Posted to issues@tez.apache.org by "Ádám Szita (Jira)" <ji...@apache.org> on 2022/02/25 10:04:00 UTC

[jira] [Created] (TEZ-4392) Streamed event serialization and distribution

Ádám Szita created TEZ-4392:
-------------------------------

             Summary: Streamed event serialization and distribution
                 Key: TEZ-4392
                 URL: https://issues.apache.org/jira/browse/TEZ-4392
             Project: Apache Tez
          Issue Type: Improvement
            Reporter: Ádám Szita


Tez currently compiles the full list of events for a given job, then serializes every event into another list before starting to distribute the events to executor instances.

This way all the events are held in memory which in some cases may take up much space (e.g. 1 MB split size X thousands of split count). It would be more memory efficient to do this in a streamed way, that is, serialize an event right before sending it out to an executor, not before.

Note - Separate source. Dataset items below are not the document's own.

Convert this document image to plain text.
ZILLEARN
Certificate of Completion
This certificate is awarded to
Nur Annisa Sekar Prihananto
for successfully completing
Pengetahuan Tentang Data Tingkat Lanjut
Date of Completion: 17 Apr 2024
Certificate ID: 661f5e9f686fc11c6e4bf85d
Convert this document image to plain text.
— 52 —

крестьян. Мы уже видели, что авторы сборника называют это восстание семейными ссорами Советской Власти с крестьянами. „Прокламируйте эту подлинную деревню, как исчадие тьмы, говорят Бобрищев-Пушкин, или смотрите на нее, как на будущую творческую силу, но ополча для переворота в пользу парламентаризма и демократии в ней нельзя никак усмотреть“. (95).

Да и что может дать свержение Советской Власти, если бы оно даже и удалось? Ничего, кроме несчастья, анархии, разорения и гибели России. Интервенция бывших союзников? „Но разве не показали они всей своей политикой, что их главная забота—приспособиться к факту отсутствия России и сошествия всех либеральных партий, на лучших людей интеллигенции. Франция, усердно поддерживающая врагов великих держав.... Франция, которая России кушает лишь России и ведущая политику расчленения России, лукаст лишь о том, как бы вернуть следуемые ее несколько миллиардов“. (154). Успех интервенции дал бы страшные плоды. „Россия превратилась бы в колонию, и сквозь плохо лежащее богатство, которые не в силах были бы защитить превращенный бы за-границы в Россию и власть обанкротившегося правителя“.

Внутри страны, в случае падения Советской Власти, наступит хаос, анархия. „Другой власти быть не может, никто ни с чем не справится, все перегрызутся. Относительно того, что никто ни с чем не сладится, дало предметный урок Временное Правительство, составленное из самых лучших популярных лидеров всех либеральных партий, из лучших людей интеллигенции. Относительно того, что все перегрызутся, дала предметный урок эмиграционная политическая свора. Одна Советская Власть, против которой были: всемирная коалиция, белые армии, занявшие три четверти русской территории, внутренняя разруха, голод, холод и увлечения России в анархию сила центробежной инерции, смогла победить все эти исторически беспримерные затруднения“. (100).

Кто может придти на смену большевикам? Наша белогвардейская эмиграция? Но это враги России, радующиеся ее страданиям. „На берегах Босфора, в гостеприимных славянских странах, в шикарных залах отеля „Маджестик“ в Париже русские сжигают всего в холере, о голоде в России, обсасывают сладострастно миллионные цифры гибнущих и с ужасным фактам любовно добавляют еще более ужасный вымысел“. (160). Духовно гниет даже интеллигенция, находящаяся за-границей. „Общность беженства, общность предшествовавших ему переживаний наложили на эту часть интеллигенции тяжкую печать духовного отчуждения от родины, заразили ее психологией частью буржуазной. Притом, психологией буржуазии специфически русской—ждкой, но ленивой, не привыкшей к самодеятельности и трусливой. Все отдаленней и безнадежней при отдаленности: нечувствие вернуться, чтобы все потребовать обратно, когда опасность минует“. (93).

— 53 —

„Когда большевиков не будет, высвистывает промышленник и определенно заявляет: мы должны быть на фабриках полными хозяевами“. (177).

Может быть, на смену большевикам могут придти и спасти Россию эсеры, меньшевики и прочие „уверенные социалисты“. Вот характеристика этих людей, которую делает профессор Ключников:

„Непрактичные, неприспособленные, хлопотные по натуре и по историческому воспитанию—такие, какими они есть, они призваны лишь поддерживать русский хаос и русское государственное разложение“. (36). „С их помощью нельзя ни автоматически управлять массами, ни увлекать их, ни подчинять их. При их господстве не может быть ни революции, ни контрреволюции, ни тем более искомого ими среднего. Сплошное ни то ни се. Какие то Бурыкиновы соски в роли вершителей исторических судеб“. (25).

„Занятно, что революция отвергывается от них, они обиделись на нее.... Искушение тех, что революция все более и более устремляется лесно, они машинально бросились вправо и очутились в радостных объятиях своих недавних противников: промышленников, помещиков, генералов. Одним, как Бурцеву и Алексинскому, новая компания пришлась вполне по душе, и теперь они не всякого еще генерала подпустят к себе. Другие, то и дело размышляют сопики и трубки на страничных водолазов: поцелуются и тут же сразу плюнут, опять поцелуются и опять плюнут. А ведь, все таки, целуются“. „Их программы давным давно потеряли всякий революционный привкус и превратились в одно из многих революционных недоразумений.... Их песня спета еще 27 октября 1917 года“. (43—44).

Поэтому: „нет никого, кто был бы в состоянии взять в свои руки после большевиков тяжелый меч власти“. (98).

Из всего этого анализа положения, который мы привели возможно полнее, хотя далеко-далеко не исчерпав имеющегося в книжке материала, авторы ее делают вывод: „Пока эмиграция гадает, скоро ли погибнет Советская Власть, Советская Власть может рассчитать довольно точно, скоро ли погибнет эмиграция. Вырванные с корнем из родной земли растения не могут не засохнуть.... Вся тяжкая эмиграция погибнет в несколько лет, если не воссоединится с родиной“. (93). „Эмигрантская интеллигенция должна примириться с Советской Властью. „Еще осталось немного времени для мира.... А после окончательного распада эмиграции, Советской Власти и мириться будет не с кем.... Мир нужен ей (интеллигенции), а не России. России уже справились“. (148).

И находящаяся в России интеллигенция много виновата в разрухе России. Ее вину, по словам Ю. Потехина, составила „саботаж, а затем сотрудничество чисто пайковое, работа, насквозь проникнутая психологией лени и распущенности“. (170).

Currently InputInitializer has the following methods that are of interest for this:
{code:java}
public abstract List<Event> initialize() throws Exception;

public abstract void handleInputInitializerEvent(List<InputInitializerEvent> var1) throws Exception;{code}
could these be changed to return/take an Iterator of Event/InputInitializerEvent ?



--
This message was sent by Atlassian Jira
(v8.20.1#820001)